Monday, April 17, 2017

Thoughts on Turkey’s Turn

Over at his blog, Dani Rodrick is making a point about the latest from Turkey that is about center-mass for many of us who once had a sliver of hope that they would be wrong about Turkey’s drift;
I don’t write a lot on Turkey these days. … It’s partly because the subject is too depressing: try hard as I might, I really cannot find a good scenario developing over the years ahead.
I think of the many good Turkish officers I served with and their families. Culturally, they were modern, forward looking people almost as Western as I am. Sadly, history does not seem to be going in their direction.

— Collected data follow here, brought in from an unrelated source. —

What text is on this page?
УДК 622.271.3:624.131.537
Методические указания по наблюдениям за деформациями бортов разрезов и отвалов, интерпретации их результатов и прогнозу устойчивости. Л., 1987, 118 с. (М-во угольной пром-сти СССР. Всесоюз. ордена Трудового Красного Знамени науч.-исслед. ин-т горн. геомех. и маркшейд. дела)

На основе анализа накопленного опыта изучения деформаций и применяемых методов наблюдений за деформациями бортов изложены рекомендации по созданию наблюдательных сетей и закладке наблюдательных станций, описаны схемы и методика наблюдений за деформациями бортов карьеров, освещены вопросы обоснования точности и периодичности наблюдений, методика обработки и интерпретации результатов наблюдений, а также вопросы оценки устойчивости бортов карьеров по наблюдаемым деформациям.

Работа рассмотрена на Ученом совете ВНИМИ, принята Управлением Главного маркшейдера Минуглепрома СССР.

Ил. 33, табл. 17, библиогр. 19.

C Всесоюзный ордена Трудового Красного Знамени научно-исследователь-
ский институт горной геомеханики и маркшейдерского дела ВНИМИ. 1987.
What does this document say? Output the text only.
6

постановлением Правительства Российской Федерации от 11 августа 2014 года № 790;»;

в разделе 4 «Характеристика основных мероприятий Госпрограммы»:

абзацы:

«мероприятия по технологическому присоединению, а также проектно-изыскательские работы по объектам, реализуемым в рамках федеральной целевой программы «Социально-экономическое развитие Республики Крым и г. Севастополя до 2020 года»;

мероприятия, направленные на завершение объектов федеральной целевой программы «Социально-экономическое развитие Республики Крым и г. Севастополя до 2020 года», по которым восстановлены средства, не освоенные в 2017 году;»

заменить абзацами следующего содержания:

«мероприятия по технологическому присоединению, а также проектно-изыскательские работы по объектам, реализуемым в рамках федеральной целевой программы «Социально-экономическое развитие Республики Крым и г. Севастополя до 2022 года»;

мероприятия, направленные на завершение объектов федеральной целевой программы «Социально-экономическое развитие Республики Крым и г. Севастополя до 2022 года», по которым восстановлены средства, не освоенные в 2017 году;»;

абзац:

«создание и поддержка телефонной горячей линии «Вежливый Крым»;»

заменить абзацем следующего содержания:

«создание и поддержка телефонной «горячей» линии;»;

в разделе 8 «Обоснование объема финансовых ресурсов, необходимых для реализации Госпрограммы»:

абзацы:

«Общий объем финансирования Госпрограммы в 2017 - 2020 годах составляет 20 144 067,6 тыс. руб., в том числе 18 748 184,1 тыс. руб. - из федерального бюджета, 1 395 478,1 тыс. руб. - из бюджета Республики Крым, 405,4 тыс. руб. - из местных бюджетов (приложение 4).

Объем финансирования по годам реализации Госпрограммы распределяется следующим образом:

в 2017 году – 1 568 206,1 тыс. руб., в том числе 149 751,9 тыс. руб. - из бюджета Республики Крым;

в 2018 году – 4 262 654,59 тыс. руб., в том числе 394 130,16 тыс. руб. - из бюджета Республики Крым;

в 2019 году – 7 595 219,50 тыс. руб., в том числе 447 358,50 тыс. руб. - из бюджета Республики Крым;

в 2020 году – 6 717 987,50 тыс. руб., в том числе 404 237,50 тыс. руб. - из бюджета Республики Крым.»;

Ataturk, one of the great men of the 20th Century, knew the problem and did what he could to push it back. The modernizers of the last few decades lost their spine … and so they will lose their secular and sporadically advancing republic, as imperfect as it was.

This seems reasonable;
Had he won the referendum with a comfortable margin, we might have consoled ourselves by thinking that the country would be moving into a calmer period. Erdogan might then have chosen to contest the next election for executive president – which will happen in 2019 latest -- as a unifier. But he lost all the major cities and may have needed some last minute skullduggery for the constitutional change to pass. So I do not see Erdogan easing up on his divisive rhetoric and policies anytime soon. 
Asked to predict Turkey’s future by a Turkish newspaper a while back, I said the country would end up looking like Malaysia at best and Afghanistan at worst. A liberal, secular path, with tolerance for diversity, civil liberties, and free speech no longer seems in the cards. That is still pretty much my prognosis.
Not a good day for anyone, but who lost Turkey? No one to blame but the Turks.